L'art policier du roman

Publié par olivier rachet sur 18 Février 2018, 16:24pm

    Il y a bel et bien une patte propre aux éditions de Minuit, à mi- chemin entre la jubilation oulipienne de constructions romanesques défiant tous les possibles narratifs et la perpétuation nostalgique d’expérimentations linguistiques, marquées le plus souvent par le sceau de l’humour. Jean Echenoz, passé maître dans l’art de combiner les codes du roman policier ou du roman d’espionnage avec les particularités visuelles et sonores du langage cinématographique, en reste l’un des meilleurs représentants.

    Pas de doute, Vincent Almendros s’inscrit bien dans cette école, lui qui se réclame volontiers du romancier de Les Grandes blondes et d’Envoyée spéciale. Son troisième roman, Faire mouche, débute comme une histoire singulière : « J’avais été, jusque-là, un homme sans histoire » commence par écrire un narrateur, lorsqu’il retourne dans son village natal de Saint-Fourneau.

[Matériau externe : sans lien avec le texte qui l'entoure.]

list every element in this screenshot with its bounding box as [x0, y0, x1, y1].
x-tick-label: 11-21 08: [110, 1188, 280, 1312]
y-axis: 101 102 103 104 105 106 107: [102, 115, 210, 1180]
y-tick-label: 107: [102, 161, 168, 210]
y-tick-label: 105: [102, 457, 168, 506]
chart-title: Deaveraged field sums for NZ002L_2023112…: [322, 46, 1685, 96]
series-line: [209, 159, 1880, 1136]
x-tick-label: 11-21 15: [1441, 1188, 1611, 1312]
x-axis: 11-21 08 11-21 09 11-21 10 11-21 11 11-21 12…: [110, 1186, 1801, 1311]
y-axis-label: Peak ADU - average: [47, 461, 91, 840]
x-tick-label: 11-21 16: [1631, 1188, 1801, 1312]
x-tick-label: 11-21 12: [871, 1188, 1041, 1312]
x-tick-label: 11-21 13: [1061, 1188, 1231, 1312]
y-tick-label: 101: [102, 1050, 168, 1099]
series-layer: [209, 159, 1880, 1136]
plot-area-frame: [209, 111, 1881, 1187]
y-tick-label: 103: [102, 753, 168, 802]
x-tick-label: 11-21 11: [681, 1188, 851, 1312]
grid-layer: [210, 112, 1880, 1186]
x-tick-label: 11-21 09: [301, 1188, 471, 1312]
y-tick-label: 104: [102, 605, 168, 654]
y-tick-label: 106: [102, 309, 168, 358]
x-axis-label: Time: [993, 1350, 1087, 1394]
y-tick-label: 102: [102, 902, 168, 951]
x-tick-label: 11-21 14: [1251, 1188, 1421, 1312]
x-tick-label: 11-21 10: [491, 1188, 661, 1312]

Il est accompagné d’une étrange jeune fille, qui répond aux deux prénoms de Claire et de Constance. Bivalence dont on se demande si, comme dans les meilleurs films d’Hitchcock ou de David Lynch, elle ne renvoie pas au fond à la même figure. Ce couple, qui n’en est pas un, s’apprête à assister au mariage de l’une des cousines du narrateur, Laurent, qui retrouve pour l’occasion sa famille, ou ce qu’il en reste : une mère acariâtre, un oncle agonisant, une cousine rêvant de faire exploser les secrets de famille, dont on se demande bien s’ils ne sont pas autant de pétards mouillés, de fausses pistes que tout roman policier aime disséminer çà et là.

    Le protagoniste n’a rien de l’enfant prodigue retournant au bercail. Seule la pensée de la femme qu’il vient de quitter ou qui viendrait de le quitter, Constance, occupe son esprit. Tel Oreste, le héros de la pièce de Sartre évoquée en épigraphe, le personnage principal, dont on apprend que sa mère aurait tenté jadis de l’empoisonner, a toutes les qualités d’un héros matricide. Ce milieu paysan qui n’est plus le sien, cette famille recomposée et incestueuse, ces non-dits douloureux de ceux qui ne font qu’attendre la mort — la leur avec résignation, celle de leurs proches avec envie – tout l’oppresse et contribue à renforcer une atmosphère romanesque toujours plus angoissante. Comme autant de gros plans en caméra subjective, le regard du protagoniste se focalise sur des détails saugrenus et morbides : des mouches mortes, le cadavre en putréfaction d’un chien trouvé lors d’une promenade en forêt, le corps dépecé d'un lapin. Les Érinyes se manifestent toujours au détour d’un regard.

   D’une construction redoutablement efficace, ce roman renouvelle avec un certain brio les codes du roman policier et se joue des frontières génériques entre la tragédie, le récit naturaliste et la confession intime. La littérature comme exercice de style, pourquoi pas !

     Vincent Almendros, Faire mouche, éditions de Minuit.